Abstract

The COVID-19 pandemic has resulted in significant morbidity and mortality worldwide. In order to prevent severe infection, mass COVID-19 vaccination campaigns with several vaccine types are currently underway. We report pathological and immunological findings in eight patients who developed vaccine-induced immune thrombotic thrombocytopenia (VITT) after administration of SARS-CoV-2 vaccine ChAdOx1 nCoV-19. We analyzed patient material using enzyme immune assays, flow cytometry and heparin-induced platelet aggregation assay and performed autopsies on two fatal cases. Eight patients (five females, three males) with a median age of 41.5 years (range, 24-53) were referred to us with suspected thrombotic complications 6 to 20 days after ChAdOx1 nCoV-19 vaccination. All patients had thrombocytopenia at admission. Patients had a median platelet count of 46.5x109/L (range, 8-92). Three had a fatal outcome and five were successfully treated. Autopsies showed arterial and venous thromboses in various organs and the occlusion of glomerular capillaries by hyaline thrombi. Sera from VITT patients contain high-titer antibodies against platelet factor 4 (PF4) (optical density [OD] 2.59±0.64).
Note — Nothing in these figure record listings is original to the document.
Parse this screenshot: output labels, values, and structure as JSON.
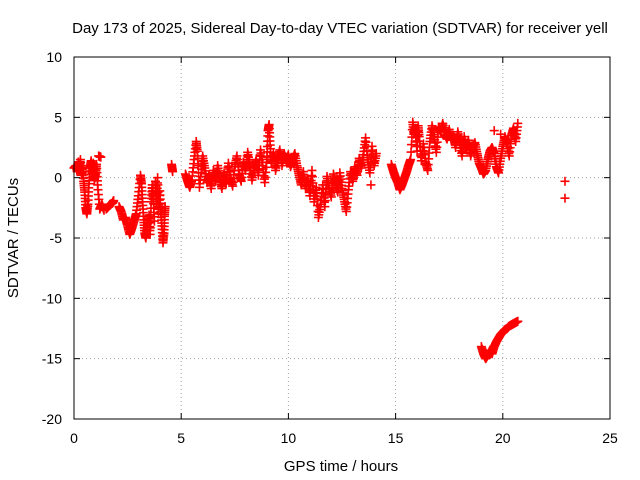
{
  "chart_data": {
    "type": "scatter",
    "title": "Day 173 of 2025, Sidereal Day-to-day VTEC variation (SDTVAR) for receiver yell",
    "xlabel": "GPS time / hours",
    "ylabel": "SDTVAR / TECUs",
    "xlim": [
      0,
      25
    ],
    "ylim": [
      -20,
      10
    ],
    "xticks": [
      0,
      5,
      10,
      15,
      20,
      25
    ],
    "yticks": [
      10,
      5,
      0,
      -5,
      -10,
      -15,
      -20
    ],
    "xtick_labels": [
      "0",
      "5",
      "10",
      "15",
      "20",
      "25"
    ],
    "ytick_labels": [
      "10",
      "5",
      "0",
      "-5",
      "-10",
      "-15",
      "-20"
    ],
    "grid": true,
    "marker": "plus",
    "series": [
      {
        "name": "SDTVAR",
        "color": "#ff0000",
        "points": [
          [
            0.0,
            0.8
          ],
          [
            0.1,
            1.0
          ],
          [
            0.15,
            0.5
          ],
          [
            0.2,
            1.3
          ],
          [
            0.25,
            0.6
          ],
          [
            0.3,
            1.5
          ],
          [
            0.35,
            0.2
          ],
          [
            0.4,
            1.0
          ],
          [
            0.45,
            -0.3
          ],
          [
            0.5,
            -1.2
          ],
          [
            0.55,
            -2.5
          ],
          [
            0.6,
            -3.0
          ],
          [
            0.65,
            -2.2
          ],
          [
            0.7,
            -0.5
          ],
          [
            0.75,
            0.8
          ],
          [
            0.8,
            1.4
          ],
          [
            0.85,
            0.4
          ],
          [
            0.9,
            1.2
          ],
          [
            0.95,
            -0.2
          ],
          [
            1.0,
            0.3
          ],
          [
            1.05,
            1.1
          ],
          [
            1.1,
            -0.6
          ],
          [
            1.2,
            -2.6
          ],
          [
            1.3,
            -2.2
          ],
          [
            1.4,
            -2.7
          ],
          [
            1.15,
            1.8
          ],
          [
            1.25,
            1.7
          ],
          [
            1.5,
            -2.6
          ],
          [
            1.6,
            -2.4
          ],
          [
            1.7,
            -2.2
          ],
          [
            1.8,
            -2.1
          ],
          [
            1.85,
            -1.9
          ],
          [
            2.1,
            -2.4
          ],
          [
            2.2,
            -2.8
          ],
          [
            2.3,
            -3.5
          ],
          [
            2.4,
            -3.3
          ],
          [
            2.5,
            -4.0
          ],
          [
            2.6,
            -4.7
          ],
          [
            2.7,
            -4.2
          ],
          [
            2.8,
            -3.6
          ],
          [
            2.9,
            -3.0
          ],
          [
            3.0,
            -1.5
          ],
          [
            3.1,
            0.2
          ],
          [
            3.15,
            -0.5
          ],
          [
            3.2,
            -2.0
          ],
          [
            3.25,
            -3.5
          ],
          [
            3.3,
            -4.6
          ],
          [
            3.35,
            -5.0
          ],
          [
            3.4,
            -4.3
          ],
          [
            3.5,
            -3.1
          ],
          [
            3.55,
            -4.7
          ],
          [
            3.6,
            -2.0
          ],
          [
            3.65,
            -0.6
          ],
          [
            3.7,
            -1.8
          ],
          [
            3.75,
            -3.6
          ],
          [
            3.8,
            -0.3
          ],
          [
            3.85,
            -2.2
          ],
          [
            3.9,
            0.0
          ],
          [
            3.95,
            -3.0
          ],
          [
            4.0,
            -1.1
          ],
          [
            4.05,
            -2.8
          ],
          [
            4.1,
            -4.0
          ],
          [
            4.15,
            -5.4
          ],
          [
            4.2,
            -4.6
          ],
          [
            4.22,
            -3.2
          ],
          [
            4.25,
            -2.4
          ],
          [
            4.55,
            1.1
          ],
          [
            4.6,
            0.5
          ],
          [
            5.2,
            0.3
          ],
          [
            5.3,
            -0.3
          ],
          [
            5.4,
            -0.8
          ],
          [
            5.5,
            -0.2
          ],
          [
            5.6,
            1.5
          ],
          [
            5.7,
            3.0
          ],
          [
            5.75,
            2.2
          ],
          [
            5.85,
            -0.8
          ],
          [
            5.95,
            0.7
          ],
          [
            6.0,
            1.8
          ],
          [
            6.1,
            0.8
          ],
          [
            6.2,
            -0.4
          ],
          [
            6.3,
            0.2
          ],
          [
            6.4,
            -0.9
          ],
          [
            6.5,
            0.6
          ],
          [
            6.6,
            -0.3
          ],
          [
            6.7,
            1.0
          ],
          [
            6.8,
            -0.1
          ],
          [
            6.9,
            -0.9
          ],
          [
            7.0,
            0.4
          ],
          [
            7.1,
            -0.5
          ],
          [
            7.2,
            1.2
          ],
          [
            7.3,
            0.0
          ],
          [
            7.4,
            -0.7
          ],
          [
            7.5,
            0.9
          ],
          [
            7.6,
            1.8
          ],
          [
            7.7,
            0.3
          ],
          [
            7.8,
            -0.3
          ],
          [
            7.9,
            1.3
          ],
          [
            8.0,
            0.6
          ],
          [
            8.1,
            2.1
          ],
          [
            8.2,
            1.1
          ],
          [
            8.3,
            -0.2
          ],
          [
            8.4,
            0.8
          ],
          [
            8.5,
            1.5
          ],
          [
            8.6,
            0.2
          ],
          [
            8.7,
            2.3
          ],
          [
            8.8,
            1.0
          ],
          [
            8.9,
            -0.4
          ],
          [
            9.0,
            1.7
          ],
          [
            9.05,
            3.9
          ],
          [
            9.1,
            4.4
          ],
          [
            9.15,
            2.7
          ],
          [
            9.2,
            1.2
          ],
          [
            9.3,
            2.0
          ],
          [
            9.4,
            0.6
          ],
          [
            9.5,
            1.6
          ],
          [
            9.6,
            2.3
          ],
          [
            9.7,
            1.0
          ],
          [
            9.8,
            2.0
          ],
          [
            9.9,
            1.4
          ],
          [
            10.0,
            1.9
          ],
          [
            10.1,
            0.9
          ],
          [
            10.2,
            1.5
          ],
          [
            10.3,
            2.0
          ],
          [
            10.4,
            1.0
          ],
          [
            10.5,
            0.2
          ],
          [
            10.6,
            -0.6
          ],
          [
            10.7,
            0.5
          ],
          [
            10.8,
            -0.9
          ],
          [
            10.9,
            -0.1
          ],
          [
            11.0,
            -1.5
          ],
          [
            11.1,
            0.6
          ],
          [
            11.2,
            -2.0
          ],
          [
            11.3,
            -0.8
          ],
          [
            11.4,
            -3.3
          ],
          [
            11.5,
            -2.2
          ],
          [
            11.6,
            -0.6
          ],
          [
            11.7,
            -2.4
          ],
          [
            11.8,
            0.1
          ],
          [
            11.9,
            -0.8
          ],
          [
            12.0,
            -1.6
          ],
          [
            12.1,
            0.3
          ],
          [
            12.2,
            -0.5
          ],
          [
            12.3,
            -1.2
          ],
          [
            12.4,
            0.4
          ],
          [
            12.5,
            -0.9
          ],
          [
            12.6,
            -1.8
          ],
          [
            12.7,
            -2.8
          ],
          [
            12.8,
            -1.0
          ],
          [
            12.9,
            0.5
          ],
          [
            13.0,
            -0.3
          ],
          [
            13.1,
            0.9
          ],
          [
            13.2,
            0.2
          ],
          [
            13.3,
            1.6
          ],
          [
            13.4,
            0.8
          ],
          [
            13.5,
            1.9
          ],
          [
            13.6,
            3.3
          ],
          [
            13.7,
            1.5
          ],
          [
            13.8,
            0.4
          ],
          [
            13.9,
            2.6
          ],
          [
            14.0,
            1.0
          ],
          [
            14.1,
            2.0
          ],
          [
            13.85,
            -0.6
          ],
          [
            14.8,
            1.1
          ],
          [
            14.9,
            0.5
          ],
          [
            15.0,
            0.0
          ],
          [
            15.1,
            -0.4
          ],
          [
            15.2,
            -1.0
          ],
          [
            15.3,
            -0.6
          ],
          [
            15.4,
            -0.1
          ],
          [
            15.5,
            0.4
          ],
          [
            15.6,
            1.0
          ],
          [
            15.7,
            1.5
          ],
          [
            15.8,
            4.6
          ],
          [
            15.85,
            3.6
          ],
          [
            15.9,
            4.1
          ],
          [
            16.0,
            2.2
          ],
          [
            16.05,
            4.3
          ],
          [
            16.1,
            3.4
          ],
          [
            16.2,
            1.4
          ],
          [
            16.3,
            2.8
          ],
          [
            16.4,
            1.3
          ],
          [
            16.5,
            0.6
          ],
          [
            16.6,
            3.0
          ],
          [
            16.7,
            4.3
          ],
          [
            16.8,
            3.4
          ],
          [
            16.9,
            2.1
          ],
          [
            17.0,
            4.2
          ],
          [
            17.1,
            3.8
          ],
          [
            17.2,
            4.5
          ],
          [
            17.3,
            3.6
          ],
          [
            17.4,
            3.2
          ],
          [
            17.5,
            4.0
          ],
          [
            17.6,
            3.1
          ],
          [
            17.7,
            3.5
          ],
          [
            17.8,
            2.5
          ],
          [
            17.9,
            3.8
          ],
          [
            18.0,
            2.9
          ],
          [
            18.1,
            1.8
          ],
          [
            18.2,
            3.4
          ],
          [
            18.3,
            2.3
          ],
          [
            18.4,
            3.1
          ],
          [
            18.5,
            1.8
          ],
          [
            18.6,
            2.6
          ],
          [
            18.7,
            2.9
          ],
          [
            18.8,
            2.0
          ],
          [
            18.9,
            1.2
          ],
          [
            19.0,
            0.8
          ],
          [
            19.1,
            0.3
          ],
          [
            19.2,
            0.6
          ],
          [
            19.3,
            1.5
          ],
          [
            19.4,
            2.2
          ],
          [
            19.5,
            2.5
          ],
          [
            19.6,
            2.0
          ],
          [
            19.7,
            0.9
          ],
          [
            19.8,
            0.4
          ],
          [
            19.9,
            1.6
          ],
          [
            20.0,
            2.6
          ],
          [
            20.1,
            3.4
          ],
          [
            20.2,
            2.8
          ],
          [
            20.3,
            1.8
          ],
          [
            20.4,
            3.5
          ],
          [
            20.5,
            4.1
          ],
          [
            20.6,
            3.0
          ],
          [
            20.7,
            4.5
          ],
          [
            19.6,
            3.9
          ],
          [
            19.9,
            3.6
          ],
          [
            22.9,
            -0.3
          ],
          [
            22.9,
            -1.7
          ],
          [
            19.0,
            -14.0
          ],
          [
            19.1,
            -14.6
          ],
          [
            19.2,
            -15.0
          ],
          [
            19.3,
            -14.7
          ],
          [
            19.4,
            -14.3
          ],
          [
            19.5,
            -14.6
          ],
          [
            19.6,
            -14.0
          ],
          [
            19.7,
            -13.6
          ],
          [
            19.8,
            -13.3
          ],
          [
            19.9,
            -13.0
          ],
          [
            20.0,
            -12.8
          ],
          [
            20.1,
            -12.6
          ],
          [
            20.2,
            -12.5
          ],
          [
            20.3,
            -12.3
          ],
          [
            20.4,
            -12.2
          ],
          [
            20.5,
            -12.1
          ],
          [
            20.6,
            -12.0
          ],
          [
            20.7,
            -11.9
          ]
        ]
      }
    ]
  }
}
PF4 antibodies in VITT patients induced significant increase in procoagulant markers (Pselectin and phosphatidylserine externalization) compared to healthy volunteers and healthy vaccinated volunteers. The generation of procoagulant platelets was PF4 and heparin dependent. We demonstrate the contribution of antibody-mediated platelet activation in the pathogenesis of VITT.